Uma espinha dorsal estável
Os cientistas iniciaram seus estudos com ácido sulfúrico durante a pandemia, realizando seus experimentos em um laboratório doméstico. Desde então, Seager e seu filho continuaram a trabalhar na química do ácido sulfúrico concentrado. No início de 2023, encomendaram amostras em pó de 20 aminoácidos “biogénicos” – aqueles aminoácidos que são essenciais para toda a vida na Terra. Eles dissolveram cada tipo de aminoácido em frascos de ácido sulfúrico misturado com água, nas concentrações de 81% e 98%, que representam a faixa que existe nas nuvens de Vênus.
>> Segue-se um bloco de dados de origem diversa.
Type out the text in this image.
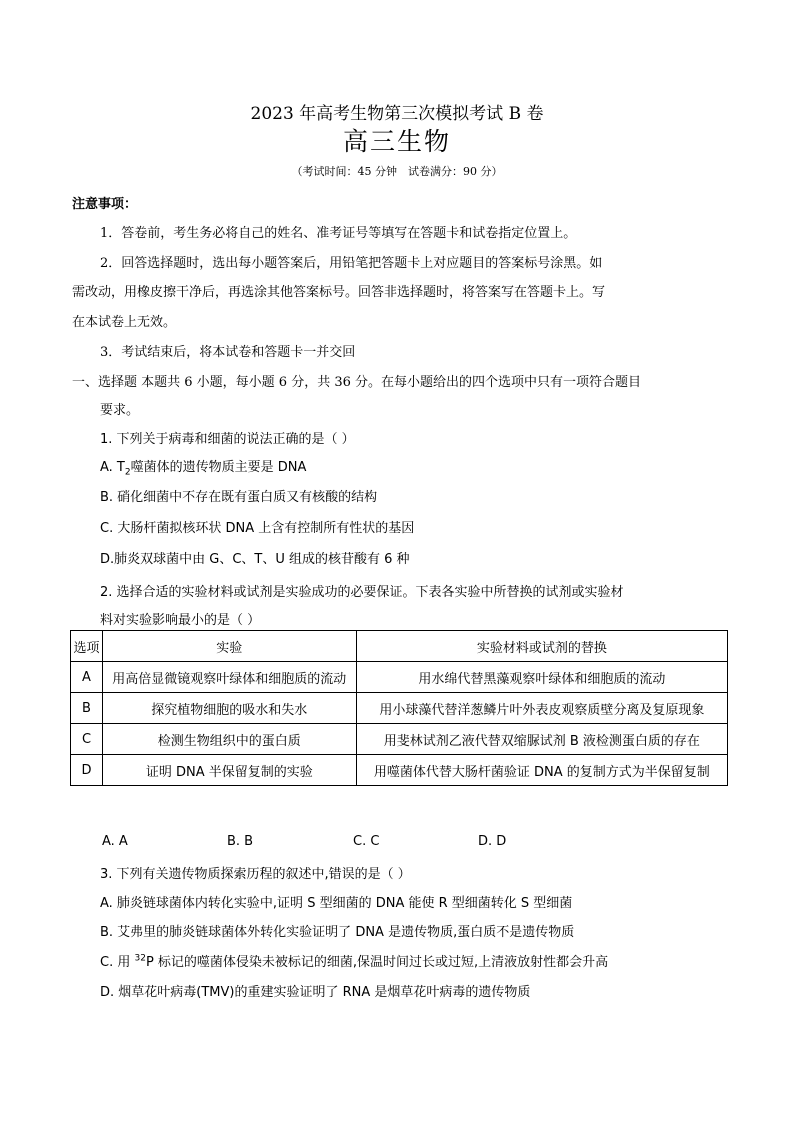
2023 年高考生物第三次模拟考试 B 卷
高三生物
（考试时间：45 分钟　试卷满分：90 分）
注意事项：
1．答卷前，考生务必将自己的姓名、准考证号等填写在答题卡和试卷指定位置上。
2．回答选择题时，选出每小题答案后，用铅笔把答题卡上对应题目的答案标号涂黑。如
需改动，用橡皮擦干净后，再选涂其他答案标号。回答非选择题时，将答案写在答题卡上。写
在本试卷上无效。
3．考试结束后，将本试卷和答题卡一并交回
一、选择题 本题共 6 小题，每小题 6 分，共 36 分。在每小题给出的四个选项中只有一项符合题目
要求。
1. 下列关于病毒和细菌的说法正确的是（ ）
A. $T_2$噬菌体的遗传物质主要是 DNA
B. 硝化细菌中不存在既有蛋白质又有核酸的结构
C. 大肠杆菌拟核环状 DNA 上含有控制所有性状的基因
D.肺炎双球菌中由 G、C、T、U 组成的核苷酸有 6 种
2. 选择合适的实验材料或试剂是实验成功的必要保证。下表各实验中所替换的试剂或实验材
料对实验影响最小的是（ ）
选项	实验	实验材料或试剂的替换
A	用高倍显微镜观察叶绿体和细胞质的流动	用水绵代替黑藻观察叶绿体和细胞质的流动
B	探究植物细胞的吸水和失水	用小球藻代替洋葱鳞片叶外表皮观察质壁分离及复原现象
C	检测生物组织中的蛋白质	用斐林试剂乙液代替双缩脲试剂 B 液检测蛋白质的存在
D	证明 DNA 半保留复制的实验	用噬菌体代替大肠杆菌验证 DNA 的复制方式为半保留复制
A. A	B. B	C. C	D. D
3. 下列有关遗传物质探索历程的叙述中,错误的是（ ）
A. 肺炎链球菌体内转化实验中,证明 S 型细菌的 DNA 能使 R 型细菌转化 S 型细菌
B. 艾弗里的肺炎链球菌体外转化实验证明了 DNA 是遗传物质,蛋白质不是遗传物质
C. 用 $^{32}$P 标记的噬菌体侵染未被标记的细菌,保温时间过长或过短,上清液放射性都会升高
D. 烟草花叶病毒(TMV)的重建实验证明了 RNA 是烟草花叶病毒的遗传物质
A equipe então deixou os frascos incubarem por um dia antes de transportá-los para o Departamento de Instrumentação Química (DCIF) do MIT, um laboratório compartilhado 24 horas por dia, 7 dias por semana, que oferece uma série de instrumentos automatizados e manuais para os cientistas do MIT usarem. Por sua vez, Seager e sua equipe usaram o espectrômetro de ressonância magnética nuclear (NMR) do laboratório para analisar a estrutura dos aminoácidos no ácido sulfúrico.
Depois de analisar cada frasco várias vezes ao longo de quatro semanas, os cientistas descobriram, para sua surpresa, que a estrutura molecular básica, ou “espinha dorsal” em 19 dos 20 aminoácidos permaneceu estável e inalterada, mesmo em condições altamente ácidas.
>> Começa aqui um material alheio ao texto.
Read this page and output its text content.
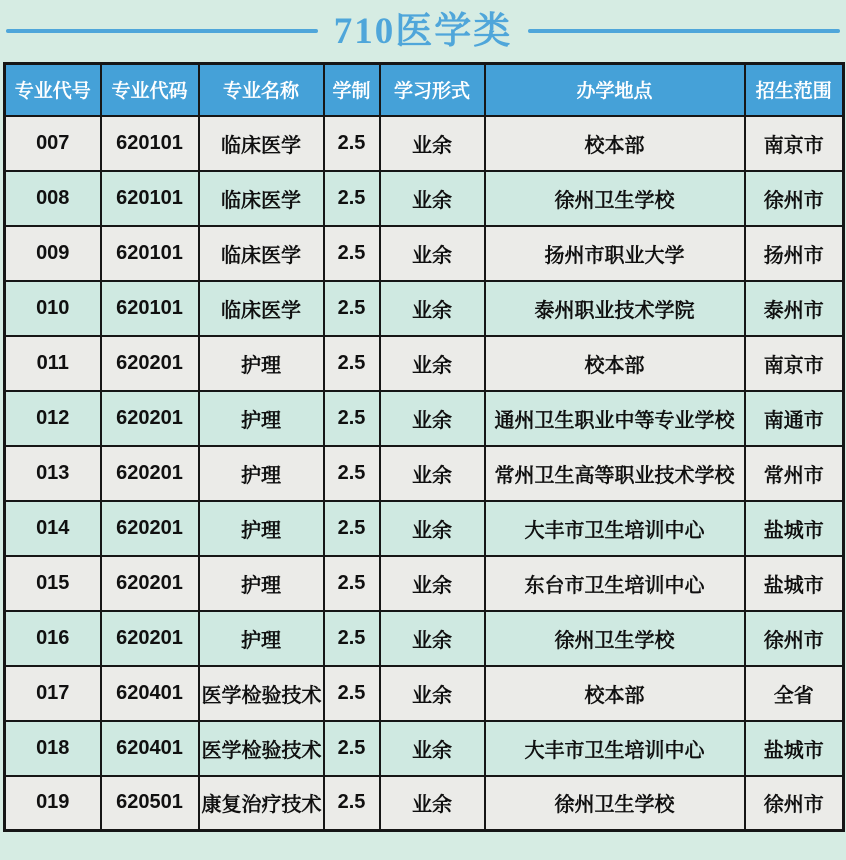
710医学类
专业代号	专业代码	专业名称	学制	学习形式	办学地点	招生范围
007	620101	临床医学	2.5	业余	校本部	南京市
008	620101	临床医学	2.5	业余	徐州卫生学校	徐州市
009	620101	临床医学	2.5	业余	扬州市职业大学	扬州市
010	620101	临床医学	2.5	业余	泰州职业技术学院	泰州市
011	620201	护理	2.5	业余	校本部	南京市
012	620201	护理	2.5	业余	通州卫生职业中等专业学校	南通市
013	620201	护理	2.5	业余	常州卫生高等职业技术学校	常州市
014	620201	护理	2.5	业余	大丰市卫生培训中心	盐城市
015	620201	护理	2.5	业余	东台市卫生培训中心	盐城市
016	620201	护理	2.5	业余	徐州卫生学校	徐州市
017	620401	医学检验技术	2.5	业余	校本部	全省
018	620401	医学检验技术	2.5	业余	大丰市卫生培训中心	盐城市
019	620501	康复治疗技术	2.5	业余	徐州卫生学校	徐州市
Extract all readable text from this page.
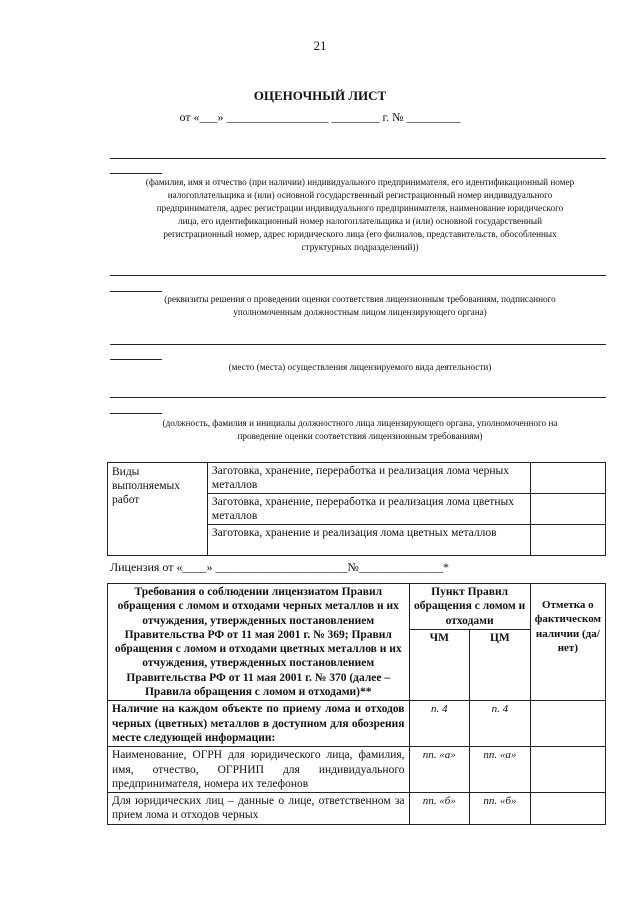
21
ОЦЕНОЧНЫЙ ЛИСТ
от «___» _________________ ________ г. № _________
(фамилия, имя и отчество (при наличии) индивидуального предпринимателя, его идентификационный номер
налогоплательщика и (или) основной государственный регистрационный номер индивидуального
предпринимателя, адрес регистрации индивидуального предпринимателя, наименование юридического
лица, его идентификационный номер налогоплательщика и (или) основной государственный
регистрационный номер, адрес юридического лица (его филиалов, представительств, обособленных
структурных подразделений))
(реквизиты решения о проведении оценки соответствия лицензионным требованиям, подписанного
уполномоченным должностным лицом лицензирующего органа)
(место (места) осуществления лицензируемого вида деятельности)
(должность, фамилия и инициалы должностного лица лицензирующего органа, уполномоченного на
проведение оценки соответствия лицензионным требованиям)
Виды выполняемых работ	Заготовка, хранение, переработка и реализация лома черных металлов	
	Заготовка, хранение, переработка и реализация лома цветных металлов	
	Заготовка, хранение и реализация лома цветных металлов	
Лицензия от «____» ______________________№______________*
Требования о соблюдении лицензиатом Правил обращения с ломом и отходами черных металлов и их отчуждения, утвержденных постановлением Правительства РФ от 11 мая 2001 г. № 369; Правил обращения с ломом и отходами цветных металлов и их отчуждения, утвержденных постановлением Правительства РФ от 11 мая 2001 г. № 370 (далее – Правила обращения с ломом и отходами)**	Пункт Правил обращения с ломом и отходами		Отметка о фактическом наличии (да/нет)
	ЧМ	ЦМ	
Наличие на каждом объекте по приему лома и отходов черных (цветных) металлов в доступном для обозрения месте следующей информации:	п. 4	п. 4	
Наименование, ОГРН для юридического лица, фамилия, имя, отчество, ОГРНИП для индивидуального предпринимателя, номера их телефонов	пп. «а»	пп. «а»	
Для юридических лиц – данные о лице, ответственном за прием лома и отходов черных	пп. «б»	пп. «б»	
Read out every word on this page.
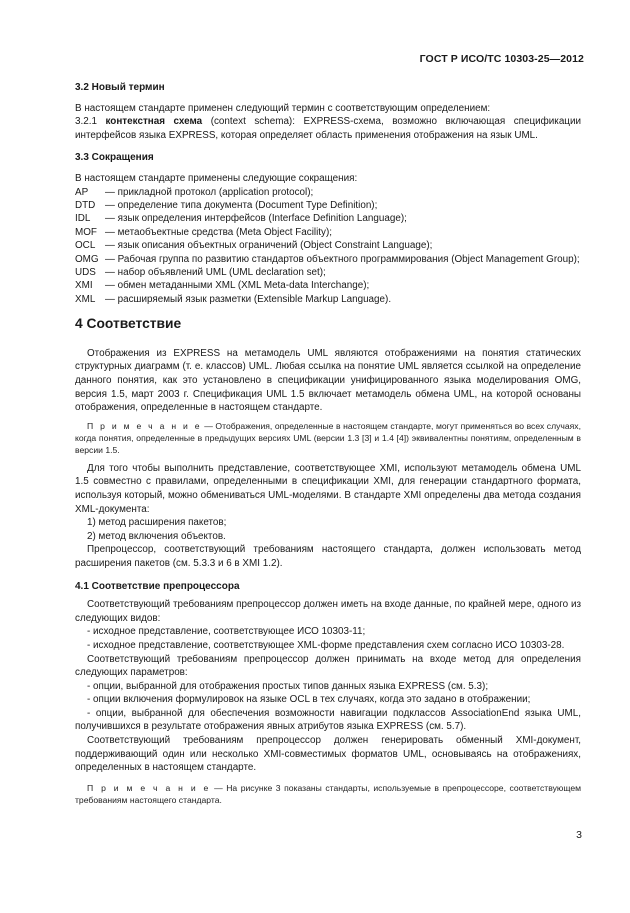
ГОСТ Р ИСО/ТС 10303-25—2012

3.2 Новый термин

В настоящем стандарте применен следующий термин с соответствующим определением:

3.2.1 контекстная схема (context schema): EXPRESS-схема, возможно включающая спецификации интерфейсов языка EXPRESS, которая определяет область применения отображения на язык UML.

3.3 Сокращения

В настоящем стандарте применены следующие сокращения:

AP	— прикладной протокол (application protocol);
DTD — определение типа документа (Document Type Definition);
IDL	— язык определения интерфейсов (Interface Definition Language);
MOF — метаобъектные средства (Meta Object Facility);
OCL — язык описания объектных ограничений (Object Constraint Language);
OMG — Рабочая группа по развитию стандартов объектного программирования (Object Management Group);
UDS — набор объявлений UML (UML declaration set);
XMI	— обмен метаданными XML (XML Meta-data Interchange);
XML — расширяемый язык разметки (Extensible Markup Language).

4 Соответствие

Отображения из EXPRESS на метамодель UML являются отображениями на понятия статических структурных диаграмм (т. е. классов) UML. Любая ссылка на понятие UML является ссылкой на определение данного понятия, как это установлено в спецификации унифицированного языка моделирования OMG, версия 1.5, март 2003 г. Спецификация UML 1.5 включает метамодель обмена UML, на которой основаны отображения, определенные в настоящем стандарте.

П р и м е ч а н и е — Отображения, определенные в настоящем стандарте, могут применяться во всех случаях, когда понятия, определенные в предыдущих версиях UML (версии 1.3 [3] и 1.4 [4]) эквивалентны понятиям, определенным в версии 1.5.

Для того чтобы выполнить представление, соответствующее XMI, используют метамодель обмена UML 1.5 совместно с правилами, определенными в спецификации XMI, для генерации стандартного формата, используя который, можно обмениваться UML-моделями. В стандарте XMI определены два метода создания XML-документа:

1) метод расширения пакетов;

2) метод включения объектов.

Препроцессор, соответствующий требованиям настоящего стандарта, должен использовать метод расширения пакетов (см. 5.3.3 и 6 в XMI 1.2).

4.1 Соответствие препроцессора

Соответствующий требованиям препроцессор должен иметь на входе данные, по крайней мере, одного из следующих видов:

- исходное представление, соответствующее ИСО 10303-11;

- исходное представление, соответствующее XML-форме представления схем согласно ИСО 10303-28.

Соответствующий требованиям препроцессор должен принимать на входе метод для определения следующих параметров:

- опции, выбранной для отображения простых типов данных языка EXPRESS (см. 5.3);

- опции включения формулировок на языке OCL в тех случаях, когда это задано в отображении;

- опции, выбранной для обеспечения возможности навигации подклассов AssociationEnd языка UML, получившихся в результате отображения явных атрибутов языка EXPRESS (см. 5.7).

Соответствующий требованиям препроцессор должен генерировать обменный XMI-документ, поддерживающий один или несколько XMI-совместимых форматов UML, основываясь на отображениях, определенных в настоящем стандарте.

П р и м е ч а н и е — На рисунке 3 показаны стандарты, используемые в препроцессоре, соответствующем требованиям настоящего стандарта.

3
“Apenas mostrar que esta estrutura é estável em ácido sulfúrico não significa que exista vida em Vénus”, observa Maxwell Seager. "Mas se tivéssemos mostrado que esta espinha dorsal estava comprometida, então não haveria chance de vida como a conhecemos."
“Agora, com a descoberta de que muitos aminoácidos e ácidos nucleicos são estáveis em ácido sulfúrico a 98%, a possibilidade de a vida sobreviver em ácido sulfúrico pode não ser tão rebuscada ou fantástica”, diz Sanjay Limaye, cientista planetário da Universidade. de Wisconsin, que estudou Vénus durante mais de 45 anos e que não esteve envolvido neste estudo. “É claro que há muitos obstáculos pela frente, mas a vida que evoluiu na água e se adaptou ao ácido sulfúrico pode não ser facilmente descartada.”
A equipe reconhece que a química das nuvens de Vênus é provavelmente mais confusa do que as condições do “tubo de ensaio” do estudo. Por exemplo, os cientistas mediram vários gases residuais, além do ácido sulfúrico, nas nuvens do planeta. Como tal, a equipa planeia incorporar certos gases residuais em experiências futuras.
“Existem apenas alguns grupos no mundo que estão trabalhando na química do ácido sulfúrico, e todos concordarão que ninguém tem intuição”, acrescenta Sara Seager. "Penso que estamos mais felizes do que qualquer coisa por este último resultado acrescentar mais um 'sim' à possibilidade de vida em Vénus."